I have always been moved by the example of Marcus Aurelius. Though he was the emperor and could have enjoyed any besotted sinecure back in Rome, he chose to be out in the field to face the Hun who wished to kill him. Was he different from us? No, he had the same fears and lethargic impulses we all have. Every day was a battle for him, as it is for us. He was as susceptible as we to the easy comfort of despair that we have more to handle than someone else or that others are better equipped than we for life’s journey. All of us have the same fears, the same seductive lethargy, and the same capacity for avoiding growing up. To compensate for my intimidation by fear and my inducement to lethargic avoidance, I often read the words of Marcus Aurelius as he rose in the morning, full of doubt, flush with fear, and replete with ready rationalizations to avoid what threatened:
At day’s first light, have in readiness, against disinclination to leave your bed, the thought that “I am rising for the work of man.” Must I grumble at setting out to do what I was born for, and for the sake of which I have been brought into the world?

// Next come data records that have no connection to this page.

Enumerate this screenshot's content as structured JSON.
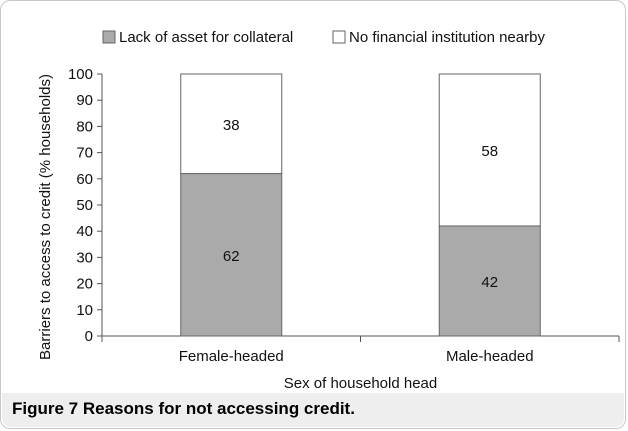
{
  "figure": {
    "label": "Figure 7",
    "caption": "Reasons for not accessing credit."
  },
  "chart_data": {
    "type": "bar",
    "stacked": true,
    "categories": [
      "Female-headed",
      "Male-headed"
    ],
    "series": [
      {
        "name": "Lack of asset for collateral",
        "values": [
          62,
          42
        ],
        "color": "#aaaaaa"
      },
      {
        "name": "No financial institution nearby",
        "values": [
          38,
          58
        ],
        "color": "#ffffff"
      }
    ],
    "xlabel": "Sex of household head",
    "ylabel": "Barriers to access to credit (% households)",
    "ylim": [
      0,
      100
    ],
    "yticks": [
      0,
      10,
      20,
      30,
      40,
      50,
      60,
      70,
      80,
      90,
      100
    ],
    "grid": false,
    "legend_position": "top"
  }
}
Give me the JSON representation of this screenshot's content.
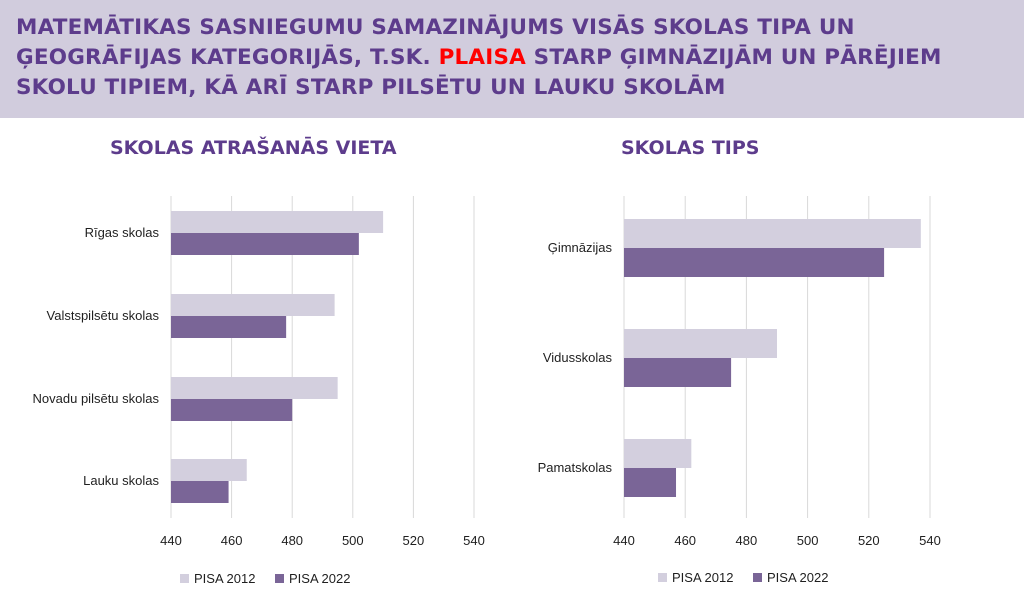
{
  "header": {
    "title_part1": "MATEMĀTIKAS SASNIEGUMU SAMAZINĀJUMS VISĀS SKOLAS TIPA UN ĢEOGRĀFIJAS KATEGORIJĀS, T.SK. ",
    "title_highlight": "PLAISA",
    "title_part2": " STARP ĢIMNĀZIJĀM UN PĀRĒJIEM SKOLU TIPIEM, KĀ ARĪ STARP PILSĒTU UN LAUKU SKOLĀM"
  },
  "colors": {
    "header_bg": "#d1ccdd",
    "title_text": "#5d3c8c",
    "highlight": "#ff0000",
    "pisa2012": "#d3cfde",
    "pisa2022": "#7a6597",
    "gridline": "#d9d9d9"
  },
  "chart_data": [
    {
      "type": "bar",
      "orientation": "horizontal",
      "title": "SKOLAS ATRAŠANĀS VIETA",
      "categories": [
        "Rīgas skolas",
        "Valstspilsētu skolas",
        "Novadu pilsētu skolas",
        "Lauku skolas"
      ],
      "series": [
        {
          "name": "PISA 2012",
          "values": [
            510,
            494,
            495,
            465
          ]
        },
        {
          "name": "PISA 2022",
          "values": [
            502,
            478,
            480,
            459
          ]
        }
      ],
      "xlim": [
        440,
        540
      ],
      "xticks": [
        "440",
        "460",
        "480",
        "500",
        "520",
        "540"
      ],
      "grid": true,
      "legend": "bottom"
    },
    {
      "type": "bar",
      "orientation": "horizontal",
      "title": "SKOLAS TIPS",
      "categories": [
        "Ģimnāzijas",
        "Vidusskolas",
        "Pamatskolas"
      ],
      "series": [
        {
          "name": "PISA 2012",
          "values": [
            537,
            490,
            462
          ]
        },
        {
          "name": "PISA 2022",
          "values": [
            525,
            475,
            457
          ]
        }
      ],
      "xlim": [
        440,
        540
      ],
      "xticks": [
        "440",
        "460",
        "480",
        "500",
        "520",
        "540"
      ],
      "grid": true,
      "legend": "bottom"
    }
  ]
}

Is this the purpose of my creation, to lie here under the blankets and keep myself warm? “Ah, but it is a great deal more pleasant!” Was it for pleasure, then, that you were born and not for work?1
When I read these words to myself, I imagine I can see him, sharing the fate of his comrades, cold and shivering on the freezing Donau, and facing implacable enemies. And why do I repeatedly read these words? Because they remind me to stop feeling sorry for myself, my privileged life and privileged opportunities, and to stop whining and looking for an easy path. I remind myself to show up, in the best way I can, winning some of those internal battles against fear and lethargy, losing some, but with the fond hope that if I show up as best I can, then I will also be a grown-up. That is what life asks of each of us: to grow up, be accountable, be present. That is what our partners ask of us, our children ask of us, and our world asks of us. When we show up as best we can, then on any given day, we are a grown-up and contribute to carrying the world’s burden, rather than adding to it.
Ask yourself these simple questions: Where do I need to grow up, step into my life? What fear will I need to confront in doing so? Is that fear realistic or from an earlier time in my development? And, given that heavy feeling I have carried for so long already, what is the price I have to pay for not growing up?